- UK release: January 2026
- Director: Timur Bekmambetov · Writer: Marco van Belle
- Studio / distributor: Amazon MGM Studios; Atlas Entertainment; Bazelevs
- Genre: Science fiction crime thriller / AI courtroom drama · Runtime: 100 minutes (BBFC 15)
- Main cast: Chris Pratt (Guardians of the Galaxy, The Tomorrow War) as Detective Chris Raven; Rebecca Ferguson (Mission: Impossible - Rogue Nation, Silo) as the AI judge Maddox; Kali Reis (True Detective: Night Country) as the investigator; Annabelle Wallis (Peaky Blinders, Malignant) as the witness closest to the case
- IMDb: 6.1 / 10 · Rotten Tomatoes: 24% critics / 82% audience · My rating: 8 / 10
Timur Bekmambetov made his name on the kinetic excess of Wanted and then spent the next decade quietly inventing a format, the screenlife film, where the whole story plays out on screens, cameras and feeds. He produced Searching and Unfriended on that principle, and Mercy is where he scales the idea up to a star vehicle and a near-future justice system. The pitch is Minority Report with the gloss stripped off: a world that has handed criminal trials to an artificial intelligence, and a man on the wrong side of its verdict with the clock running. It is a premise built for the things I tend to enjoy, and the question is whether the execution keeps pace with the idea.
The setup
Detective Chris Raven (Chris Pratt) is arrested for the murder of his wife and brought before Maddox, the AI judicial authority that now decides guilt and sentence in a single sitting.
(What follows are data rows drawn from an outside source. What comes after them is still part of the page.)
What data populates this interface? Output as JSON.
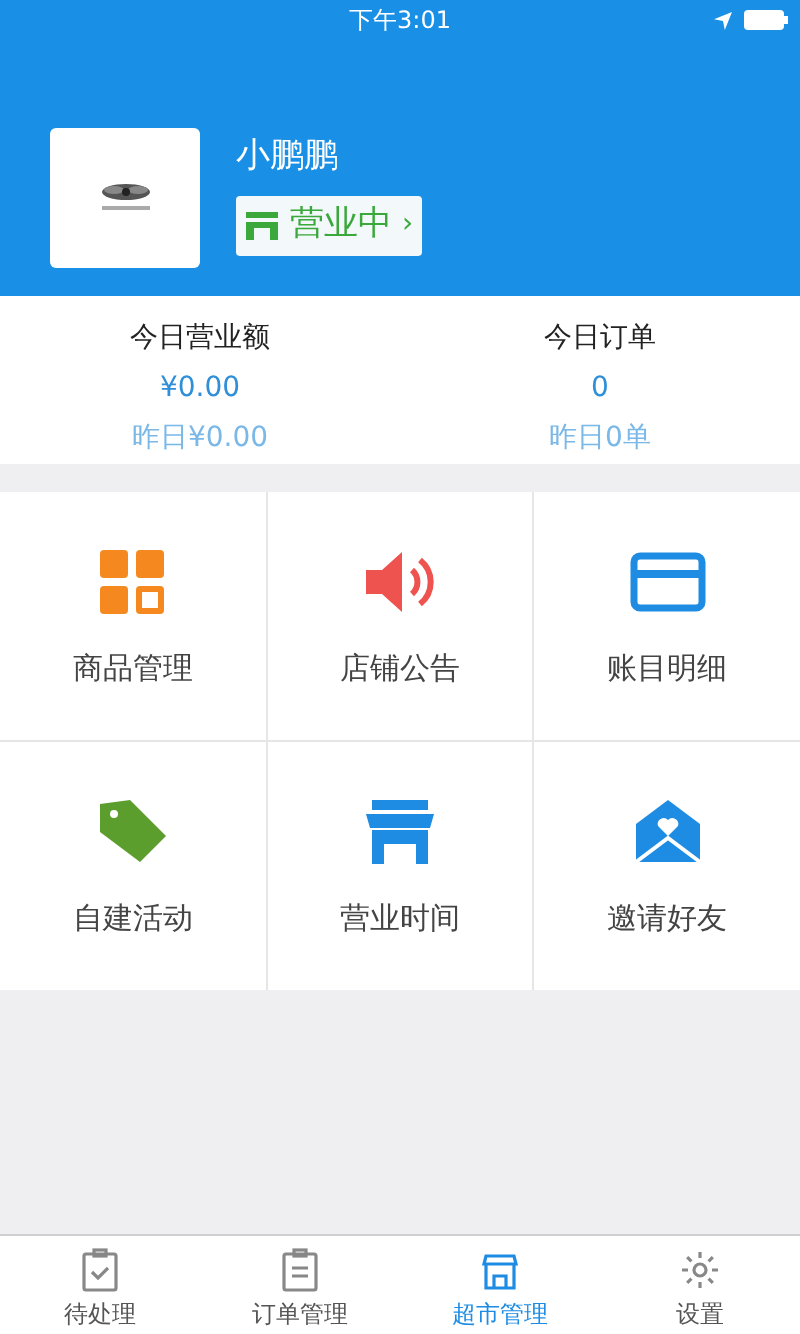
{
  "status_bar": {
    "time": "下午3:01"
  },
  "store": {
    "name": "小鹏鹏",
    "status": "营业中",
    "chevron": "›"
  },
  "stats": [
    {
      "label": "今日营业额",
      "value": "¥0.00",
      "yesterday": "昨日¥0.00"
    },
    {
      "label": "今日订单",
      "value": "0",
      "yesterday": "昨日0单"
    }
  ],
  "menu": [
    {
      "label": "商品管理",
      "color": "#f5891f"
    },
    {
      "label": "店铺公告",
      "color": "#ef5350"
    },
    {
      "label": "账目明细",
      "color": "#1e8ce3"
    },
    {
      "label": "自建活动",
      "color": "#5b9e2e"
    },
    {
      "label": "营业时间",
      "color": "#1e8ce3"
    },
    {
      "label": "邀请好友",
      "color": "#1e8ce3"
    }
  ],
  "tab_bar": [
    {
      "label": "待处理",
      "selected": false
    },
    {
      "label": "订单管理",
      "selected": false
    },
    {
      "label": "超市管理",
      "selected": true
    },
    {
      "label": "设置",
      "selected": false
    }
  ]
}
The system promises speed and impartiality, which in practice means Raven has a fixed and very short window to overturn the case against him using the same surveillance record the court is using to convict him. He is both the accused and, by necessity, his own investigator, sifting bodycam footage, call logs and camera feeds for the detail the machine has weighted wrongly. The film keeps the stakes tight and personal: prove it now, in this room, against a counsel that does not blink, or be sentenced before the night is out.
The cast
Pratt plays against type, and it suits the film. The wisecracking charm that carries his franchise work is dialled almost all the way down, leaving a cornered man who is tired, frightened and not always sympathetic. It is a more restrained performance than he usually gives, and while it will disappoint anyone arriving for the Guardians register, it is the right call for a character who spends the runtime trying to out-argue a computer. The film belongs, though, to Rebecca Ferguson. As Maddox she is calm, exact and entirely without malice, which makes her far more unnerving than a human prosecutor would be. Ferguson has always been good at controlled authority, and here she weaponises stillness; the machine never raises its voice because it never needs to. Kali Reis brings a welcome human counterweight as the investigator working the case from outside the system, and Annabelle Wallis supplies the personal stakes that stop the whole thing collapsing into procedure.
The craft
This is a screenlife film, and your tolerance for that will shape the experience. Bekmambetov and cinematographer Khalid Mohtaseb stage almost everything through the apparatus of the surveillance state: interface windows, camera angles, evidence playback, the cold geometry of a courtroom that is really a server. When it works, the format does something a conventional thriller cannot, it makes the audience complicit in the same act of watching that has trapped the hero, and the surveillance theme stops being decoration and becomes the texture of the film. When it does not work, the screens can feel airless and the eye gets tired of the frame within the frame. Lorne Balfe’s score does a lot to keep the tension wound, all low pulses and rising dread, and Austin Keeling’s editing holds the real-time conceit together better than its critics give it credit for. At a lean hundred minutes it does not outstay its welcome.
How it stacks up
The obvious comparison is Minority Report, and Mercy shares its central worry: a justice system confident enough in its own prediction to act before the defence has finished speaking. Where Spielberg’s film had the budget for spectacle, this one trades down to the claustrophobia of The Guilty, the single-location pressure cooker where one person works a crisis through the equipment in front of them. It sits in the same conversation as Searching, Bekmambetov’s own production, and the surveillance anxiety that British television has been mining in The Capture. None of those reference points are accidental; Mercy knows exactly which shelf it belongs on, and it earns its place there more through idea and discipline than through novelty.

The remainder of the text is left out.